You can run all tests with
```bash
python -m unittest
```
or you can specify a test by providing the test name in the format `tests.strategy_class_name.test_benchmarkname`.
For example to run Synaptic Intelligence on Split MNIST you can run:
```bash
python -m unittest tests.SynapticIntelligence.test_smnist
```
## Cite
If you used this repo you automatically used Avalanche, please remember to cite our reference paper published at the [CLVision @ CVPR2021](https://sites.google.com/view/clvision2021/overview?authuser=0) workshop: ["Avalanche: an End-to-End Library for Continual Learning"](https://arxiv.org/abs/2104.00405).
This will help us make Avalanche better known in the machine learning community, ultimately making it a better tool for everyone:
```
@InProceedings{lomonaco2021avalanche,
title={Avalanche: an End-to-End Library for Continual Learning},
author={Vincenzo Lomonaco and Lorenzo Pellegrini and Andrea Cossu and Antonio Carta and Gabriele Graffieti and Tyler L. Hayes and Matthias De Lange and Marc Masana and Jary Pomponi and Gido van de Ven and Martin Mundt and Qi She and Keiland Cooper and Jeremy Forest and Eden Belouadah and Simone Calderara and German I. Parisi and Fabio Cuzzolin and Andreas Tolias and Simone Scardapane and Luca Antiga and Subutai Amhad and Adrian Popescu and Christopher Kanan and Joost van de Weijer and Tinne Tuytelaars and Davide Bacciu and Davide Maltoni},
booktitle={Proceedings of IEEE Conference on Computer Vision and Pattern Recognition},
series={2nd Continual Learning in Computer Vision Workshop},
year={2021}
}
```
## Contribute to the project
We are always looking for new contributors willing to help us in the challenging mission of providing robust experiments
to the community. Would you like to join us? The steps are easy!
1. Take a look at the opened issues and find yours
2. Fork this repo and write an experiment (see next section)
3. Submit a PR and receive support from the maintainers
4. Merge the PR, your contribution is now included in the project!
### Write an experiment
1. Create the appropriate script into `experiments/benchmark_folder`. If the benchmark is not present, you can add one.

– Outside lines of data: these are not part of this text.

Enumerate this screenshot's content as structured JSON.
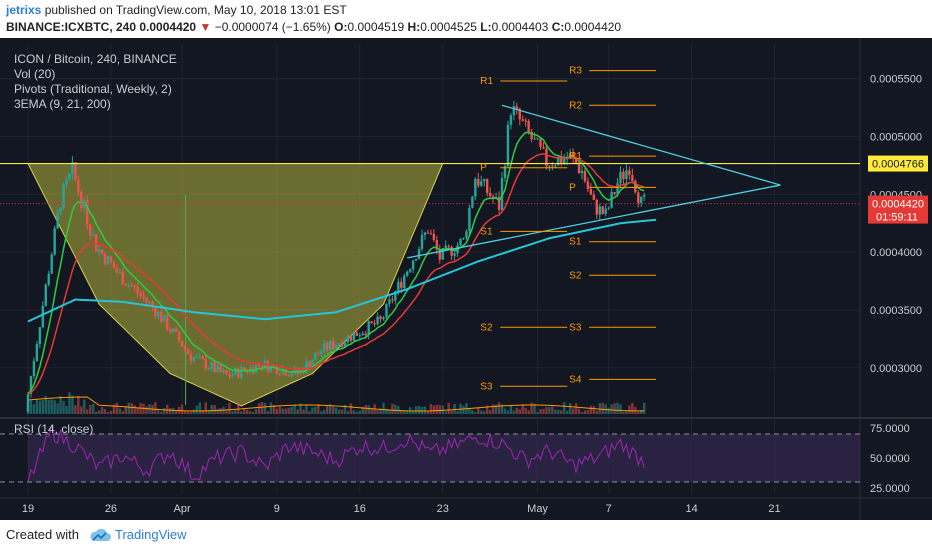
{
  "header": {
    "author": "jetrixs",
    "published": "published on TradingView.com, May 10, 2018 13:01 EST",
    "symbol": "BINANCE:ICXBTC, 240",
    "last": "0.0004420",
    "arrow": "▼",
    "change": "−0.0000074 (−1.65%)",
    "o_label": "O:",
    "o": "0.0004519",
    "h_label": "H:",
    "h": "0.0004525",
    "l_label": "L:",
    "l": "0.0004403",
    "c_label": "C:",
    "c": "0.0004420"
  },
  "legend": {
    "title": "ICON / Bitcoin, 240, BINANCE",
    "vol": "Vol (20)",
    "pivots": "Pivots (Traditional, Weekly, 2)",
    "ema": "3EMA (9, 21, 200)"
  },
  "rsi_legend": "RSI (14, close)",
  "price_badges": {
    "resistance": "0.0004766",
    "last": "0.0004420",
    "timer": "01:59:11"
  },
  "footer": {
    "created": "Created with",
    "brand": "TradingView"
  },
  "colors": {
    "background": "#131722",
    "up": "#26a69a",
    "down": "#ef5350",
    "ema_fast": "#2ecc40",
    "ema_mid": "#e53935",
    "ema_slow": "#26c6da",
    "cup_fill": "#b5b33a",
    "resistance": "#ffeb3b",
    "trendline": "#4dd0e1",
    "pivot": "#ff9800",
    "rsi": "#9c27b0"
  },
  "chart_data": [
    {
      "type": "candlestick",
      "title": "ICON / Bitcoin, 240, BINANCE",
      "ylim": [
        0.00026,
        0.00058
      ],
      "y_ticks": [
        "0.0005500",
        "0.0005000",
        "0.0004500",
        "0.0004000",
        "0.0003500",
        "0.0003000"
      ],
      "y_tick_values": [
        0.00055,
        0.0005,
        0.00045,
        0.0004,
        0.00035,
        0.0003
      ],
      "x_ticks": [
        "19",
        "26",
        "Apr",
        "9",
        "16",
        "23",
        "May",
        "7",
        "14",
        "21"
      ],
      "x_tick_days": [
        0,
        7,
        13,
        21,
        28,
        35,
        43,
        49,
        56,
        63
      ],
      "date_start_label": "19",
      "key_levels": [
        {
          "name": "resistance",
          "value": 0.0004766
        },
        {
          "name": "last",
          "value": 0.000442
        }
      ],
      "price_path_days": [
        0,
        2,
        3,
        4,
        6,
        8,
        11,
        14,
        17,
        20,
        23,
        25,
        28,
        30,
        32,
        34,
        35,
        37,
        38,
        40,
        41,
        42,
        44,
        46,
        47,
        48,
        49,
        50,
        51,
        52
      ],
      "price_path_values": [
        0.000262,
        0.000385,
        0.000445,
        0.00047,
        0.000405,
        0.00038,
        0.00035,
        0.00031,
        0.000293,
        0.000303,
        0.000295,
        0.000315,
        0.00033,
        0.00034,
        0.00038,
        0.00042,
        0.000395,
        0.00041,
        0.000465,
        0.00044,
        0.000525,
        0.00051,
        0.000478,
        0.000482,
        0.00047,
        0.00044,
        0.000432,
        0.00046,
        0.000475,
        0.000442
      ],
      "ema200_days": [
        0,
        4,
        8,
        14,
        20,
        26,
        32,
        38,
        44,
        50,
        53
      ],
      "ema200_values": [
        0.00034,
        0.000359,
        0.000357,
        0.000348,
        0.000342,
        0.000348,
        0.000368,
        0.000392,
        0.000412,
        0.000425,
        0.000428
      ],
      "cup_days": [
        0,
        6,
        12,
        18,
        24,
        30,
        35
      ],
      "cup_values": [
        0.0004766,
        0.000355,
        0.000295,
        0.000267,
        0.000295,
        0.000355,
        0.0004766
      ],
      "trendline_upper": {
        "from": [
          40,
          0.000527
        ],
        "to": [
          63.5,
          0.000458
        ]
      },
      "trendline_lower": {
        "from": [
          32,
          0.000395
        ],
        "to": [
          63.5,
          0.000458
        ]
      },
      "pivots": [
        {
          "label": "R1",
          "value": 0.000548,
          "from": 38,
          "to": 45.5
        },
        {
          "label": "P",
          "value": 0.000473,
          "from": 38,
          "to": 45.5
        },
        {
          "label": "S1",
          "value": 0.000418,
          "from": 38,
          "to": 45.5
        },
        {
          "label": "S2",
          "value": 0.000335,
          "from": 38,
          "to": 45.5
        },
        {
          "label": "S3",
          "value": 0.000284,
          "from": 38,
          "to": 45.5
        },
        {
          "label": "R3",
          "value": 0.000557,
          "from": 45.5,
          "to": 53
        },
        {
          "label": "R2",
          "value": 0.000527,
          "from": 45.5,
          "to": 53
        },
        {
          "label": "R1",
          "value": 0.000483,
          "from": 45.5,
          "to": 53
        },
        {
          "label": "P",
          "value": 0.000456,
          "from": 45.5,
          "to": 53
        },
        {
          "label": "S1",
          "value": 0.000409,
          "from": 45.5,
          "to": 53
        },
        {
          "label": "S2",
          "value": 0.00038,
          "from": 45.5,
          "to": 53
        },
        {
          "label": "S3",
          "value": 0.000335,
          "from": 45.5,
          "to": 53
        },
        {
          "label": "S4",
          "value": 0.00029,
          "from": 45.5,
          "to": 53
        }
      ]
    },
    {
      "type": "line",
      "title": "RSI (14, close)",
      "ylim": [
        20,
        80
      ],
      "y_ticks": [
        "75.0000",
        "50.0000",
        "25.0000"
      ],
      "y_tick_values": [
        75,
        50,
        25
      ],
      "bands": [
        70,
        30
      ],
      "rsi_days": [
        0,
        2,
        4,
        6,
        8,
        10,
        12,
        14,
        16,
        18,
        20,
        22,
        24,
        26,
        28,
        30,
        32,
        34,
        36,
        38,
        40,
        42,
        44,
        46,
        48,
        50,
        52
      ],
      "rsi_values": [
        30,
        72,
        60,
        42,
        52,
        40,
        55,
        35,
        50,
        55,
        42,
        60,
        55,
        48,
        60,
        58,
        66,
        54,
        60,
        68,
        62,
        48,
        56,
        44,
        50,
        62,
        47
      ]
    }
  ]
}
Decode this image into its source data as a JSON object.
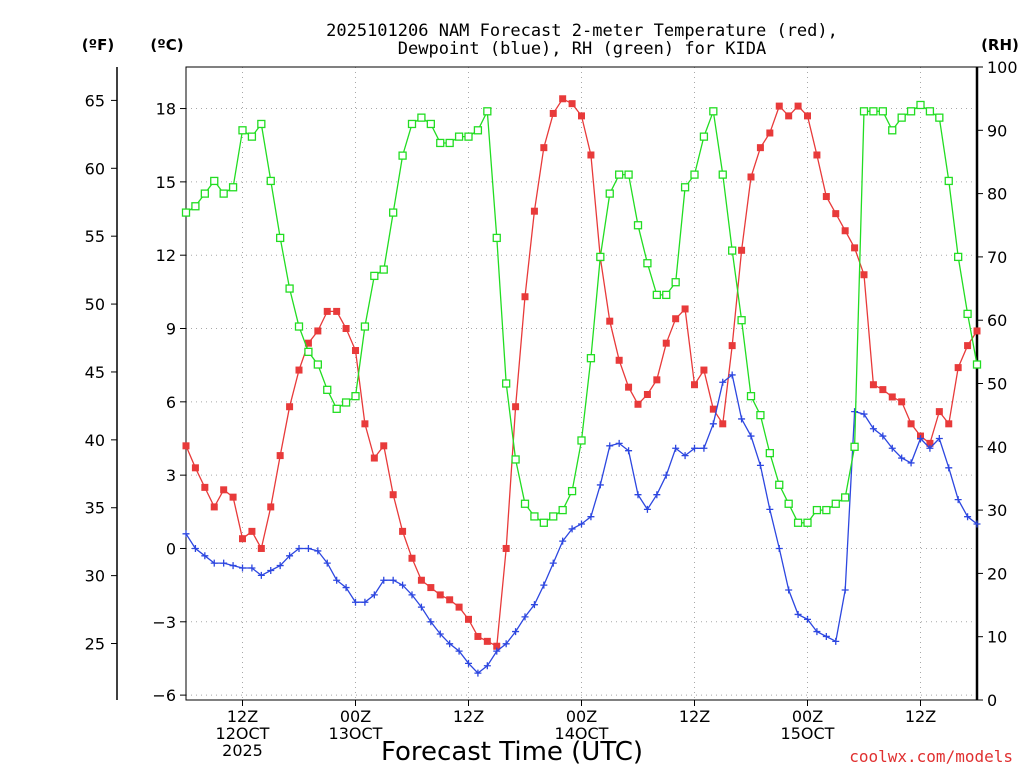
{
  "chart_data": {
    "type": "line",
    "title_line1": "2025101206 NAM Forecast 2-meter Temperature (red),",
    "title_line2": "Dewpoint (blue), RH (green) for KIDA",
    "left_outer_unit": "(ºF)",
    "left_inner_unit": "(ºC)",
    "right_unit": "(RH)",
    "xlabel": "Forecast Time (UTC)",
    "credit": "coolwx.com/models",
    "grid": true,
    "x_hours_range": [
      0,
      84
    ],
    "celsius_range": [
      -6.2,
      19.7
    ],
    "rh_range": [
      0,
      100
    ],
    "celsius_ticks": [
      18,
      15,
      12,
      9,
      6,
      3,
      0,
      -3,
      -6
    ],
    "celsius_tick_labels": [
      "18",
      "15",
      "12",
      "9",
      "6",
      "3",
      "0",
      "−3",
      "−6"
    ],
    "fahrenheit_ticks": [
      65,
      60,
      55,
      50,
      45,
      40,
      35,
      30,
      25
    ],
    "rh_ticks": [
      0,
      10,
      20,
      30,
      40,
      50,
      60,
      70,
      80,
      90,
      100
    ],
    "x_ticks": [
      {
        "hour": 6,
        "labels": [
          "12Z",
          "12OCT",
          "2025"
        ]
      },
      {
        "hour": 18,
        "labels": [
          "00Z",
          "13OCT"
        ]
      },
      {
        "hour": 30,
        "labels": [
          "12Z"
        ]
      },
      {
        "hour": 42,
        "labels": [
          "00Z",
          "14OCT"
        ]
      },
      {
        "hour": 54,
        "labels": [
          "12Z"
        ]
      },
      {
        "hour": 66,
        "labels": [
          "00Z",
          "15OCT"
        ]
      },
      {
        "hour": 78,
        "labels": [
          "12Z"
        ]
      }
    ],
    "hours": [
      0,
      1,
      2,
      3,
      4,
      5,
      6,
      7,
      8,
      9,
      10,
      11,
      12,
      13,
      14,
      15,
      16,
      17,
      18,
      19,
      20,
      21,
      22,
      23,
      24,
      25,
      26,
      27,
      28,
      29,
      30,
      31,
      32,
      33,
      34,
      35,
      36,
      37,
      38,
      39,
      40,
      41,
      42,
      43,
      44,
      45,
      46,
      47,
      48,
      49,
      50,
      51,
      52,
      53,
      54,
      55,
      56,
      57,
      58,
      59,
      60,
      61,
      62,
      63,
      64,
      65,
      66,
      67,
      68,
      69,
      70,
      71,
      72,
      73,
      74,
      75,
      76,
      77,
      78,
      79,
      80,
      81,
      82,
      83,
      84
    ],
    "series": [
      {
        "name": "Temperature",
        "color": "#e83a3a",
        "marker": "filled-square",
        "axis": "celsius",
        "values": [
          4.2,
          3.3,
          2.5,
          1.7,
          2.4,
          2.1,
          0.4,
          0.7,
          0.0,
          1.7,
          3.8,
          5.8,
          7.3,
          8.4,
          8.9,
          9.7,
          9.7,
          9.0,
          8.1,
          5.1,
          3.7,
          4.2,
          2.2,
          0.7,
          -0.4,
          -1.3,
          -1.6,
          -1.9,
          -2.1,
          -2.4,
          -2.9,
          -3.6,
          -3.8,
          -4.0,
          0.0,
          5.8,
          10.3,
          13.8,
          16.4,
          17.8,
          18.4,
          18.2,
          17.7,
          16.1,
          11.9,
          9.3,
          7.7,
          6.6,
          5.9,
          6.3,
          6.9,
          8.4,
          9.4,
          9.8,
          6.7,
          7.3,
          5.7,
          5.1,
          8.3,
          12.2,
          15.2,
          16.4,
          17.0,
          18.1,
          17.7,
          18.1,
          17.7,
          16.1,
          14.4,
          13.7,
          13.0,
          12.3,
          11.2,
          6.7,
          6.5,
          6.2,
          6.0,
          5.1,
          4.6,
          4.3,
          5.6,
          5.1,
          7.4,
          8.3,
          8.9
        ]
      },
      {
        "name": "Dewpoint",
        "color": "#2d47e0",
        "marker": "plus",
        "axis": "celsius",
        "values": [
          0.6,
          0.0,
          -0.3,
          -0.6,
          -0.6,
          -0.7,
          -0.8,
          -0.8,
          -1.1,
          -0.9,
          -0.7,
          -0.3,
          0.0,
          0.0,
          -0.1,
          -0.6,
          -1.3,
          -1.6,
          -2.2,
          -2.2,
          -1.9,
          -1.3,
          -1.3,
          -1.5,
          -1.9,
          -2.4,
          -3.0,
          -3.5,
          -3.9,
          -4.2,
          -4.7,
          -5.1,
          -4.8,
          -4.2,
          -3.9,
          -3.4,
          -2.8,
          -2.3,
          -1.5,
          -0.6,
          0.3,
          0.8,
          1.0,
          1.3,
          2.6,
          4.2,
          4.3,
          4.0,
          2.2,
          1.6,
          2.2,
          3.0,
          4.1,
          3.8,
          4.1,
          4.1,
          5.1,
          6.8,
          7.1,
          5.3,
          4.6,
          3.4,
          1.6,
          0.0,
          -1.7,
          -2.7,
          -2.9,
          -3.4,
          -3.6,
          -3.8,
          -1.7,
          5.6,
          5.5,
          4.9,
          4.6,
          4.1,
          3.7,
          3.5,
          4.5,
          4.1,
          4.5,
          3.3,
          2.0,
          1.3,
          1.0
        ]
      },
      {
        "name": "RH",
        "color": "#22dd22",
        "marker": "open-square",
        "axis": "rh",
        "values": [
          77,
          78,
          80,
          82,
          80,
          81,
          90,
          89,
          91,
          82,
          73,
          65,
          59,
          55,
          53,
          49,
          46,
          47,
          48,
          59,
          67,
          68,
          77,
          86,
          91,
          92,
          91,
          88,
          88,
          89,
          89,
          90,
          93,
          73,
          50,
          38,
          31,
          29,
          28,
          29,
          30,
          33,
          41,
          54,
          70,
          80,
          83,
          83,
          75,
          69,
          64,
          64,
          66,
          81,
          83,
          89,
          93,
          83,
          71,
          60,
          48,
          45,
          39,
          34,
          31,
          28,
          28,
          30,
          30,
          31,
          32,
          40,
          93,
          93,
          93,
          90,
          92,
          93,
          94,
          93,
          92,
          82,
          70,
          61,
          53
        ]
      }
    ]
  }
}
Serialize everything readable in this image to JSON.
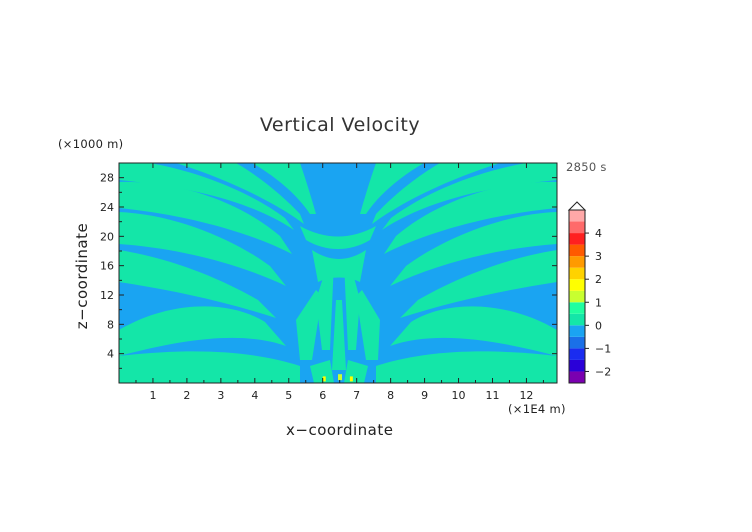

2. Fill the `experiment.py` file with your code, following the style of the other experiments. The script should return the metrics used by the related test.
3. Add to `tests/target_results.csv` the expected result for your experiment. You can add a number or a list of numbers.
4. Write the unit test in `tests/strategy_folder/experiment.py`. Follow the very simple structure of existing tests.
5. Update table in `README.md`.
### Find the avalanche commit which produced a regression
1. Place yourself into the avalanche folder and make sure you are using the avalanche version from that repository
in your python environment (it is usually enough to add `/path/to/avalanche` to your `PYTHONPATH`).
2. Use the `gitbisect_test.sh` (provided in this repository) in combination with `git bisect` to retrieve the avalanche commit introducing the regression.
`git bisect start HEAD v0.1.0 -- # HEAD (current version) is bad, v0.1.0 is good`
`git bisect run /path/to/gitbisect_test.sh /path/to/continual-learning-baselines optional_test_name`
`git bisect reset`
3. The `gitbisect_test.sh` script requires a mandatory parameter pointing to the `continual-learning-baselines`
directory and an optional parameter specifying the path to a particular unittest (e.g., `tests.EWC.test_pmnist`).
If the second parameter is not given, all the unit tests will be run.
4. The terminal output will tell you which commit introduced the bug
5. You can change the `HEAD` and `v0.1.0` ref to any avalanche commit.